Impact of evergreening on patients and health insurance: a meta analysis and reimbursement cost analysis of citalopram/escitalopram antidepressants
1 Centre d'Epidémiologie Clinique, Hôpital Hôtel-Dieu, Assistance Publique-Hôpitaux de Paris, 1 place du parvis Notre Dame, Paris, 75004, France
2 INSERM U738, Hôpital Hôtel-Dieu, Assistance Publique-Hôpitaux de Paris, 1 place du parvis Notre Dame, Paris, 75004, France
3 Université Paris Descartes - Sorbonne Paris Cité, 12 Rue de l'École de Médecine Paris, 75006, France
4 French Cochrane Centre, Hôpital Hôtel-Dieu, 1 place du parvis Notre Dame, Paris, 75004, France
5 EHESP School of Public Health, Avenue du Professeur Léon-Bernard, CS 74312, Rennes, 35043, France
6 Department of Epidemiology, Columbia University Mailman School of Public Health, 722 West 168th Street, New York, NY 10032, USA
Citation and License
BMC Medicine 2012, 10:142 doi:10.1186/1741-7015-10-142Published: 20 November 2012
"Evergreening" refers to the numerous strategies whereby owners of pharmaceutical products use patent laws and minor drug modifications to extend their monopoly privileges on the drug.

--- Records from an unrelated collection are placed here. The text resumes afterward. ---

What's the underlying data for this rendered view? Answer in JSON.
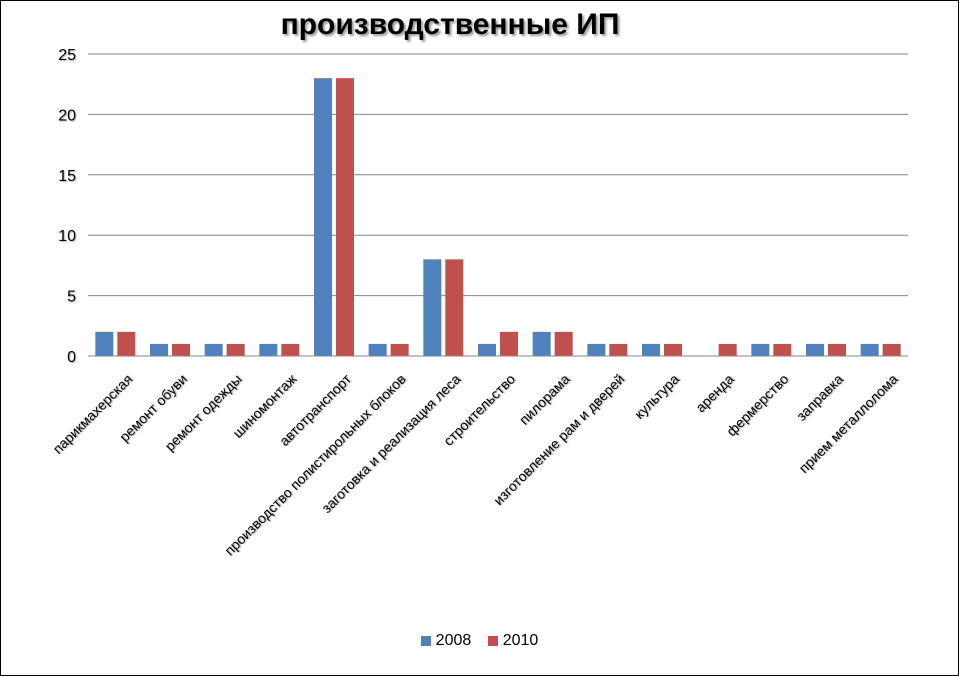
{
  "chart_data": {
    "type": "bar",
    "title": "производственные ИП",
    "categories": [
      "парикмахерская",
      "ремонт обуви",
      "ремонт одежды",
      "шиномонтаж",
      "автотранспорт",
      "производство полистирольных блоков",
      "заготовка и реализация леса",
      "строительство",
      "пилорама",
      "изготовление рам и дверей",
      "культура",
      "аренда",
      "фермерство",
      "заправка",
      "прием металлолома"
    ],
    "series": [
      {
        "name": "2008",
        "color": "#4F81BD",
        "values": [
          2,
          1,
          1,
          1,
          23,
          1,
          8,
          1,
          2,
          1,
          1,
          0,
          1,
          1,
          1
        ]
      },
      {
        "name": "2010",
        "color": "#C0504D",
        "values": [
          2,
          1,
          1,
          1,
          23,
          1,
          8,
          2,
          2,
          1,
          1,
          1,
          1,
          1,
          1
        ]
      }
    ],
    "ylim": [
      0,
      25
    ],
    "yticks": [
      "0",
      "5",
      "10",
      "15",
      "20",
      "25"
    ],
    "grid": true,
    "legend_position": "bottom"
  }
}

We aimed to evaluate the impact of evergreening through the case study of the antidepressant citalopram and its chiral switch form escitalopram by evaluating treatment efficacy and acceptability for patients, as well as health insurance costs for society.
To assess efficacy and acceptability, we performed meta-analyses for efficacy and acceptability. We compared direct evidence (meta-analysis of results of head-to-head trials) and indirect evidence (adjusted indirect comparison of results of placebo-controlled trials). To assess health insurance costs, we analyzed individual reimbursement data from a representative sample of the French National Health Insurance Inter-regime Information System (SNIIR-AM) from 2003 to 2010, which allowed for projecting these results to the whole SNIIR-AM population (53 million people).
In the meta-analysis of seven head-to-head trials (2,174 patients), efficacy was significantly better for escitalopram than citalopram (combined odds ratio (OR) 1.60 (95% confidence interval 1.05 to 2.46)). However, for the adjusted indirect comparison of 10 citalopram and 12 escitalopram placebo-controlled trials, 2,984 and 3,777 patients respectively, efficacy was similar for the two drug forms (combined indirect OR 1.03 (0.82 to 1.30)). Because of the discrepancy, we could not combine direct and indirect data (test of inconsistency, P = 0.07). A similar discrepancy was found for treatment acceptability. The overall reimbursement cost burden for the citalopram, escitalopram and its generic forms was 120.6 million Euros in 2010, with 96.8 million Euros for escitalopram.
The clinical benefit of escitalopram versus citalopram remains uncertain. In our case of evergreening, escitalopram represented a substantially high proportion of the overall reimbursement cost burden as compared with citalopram and the generic forms.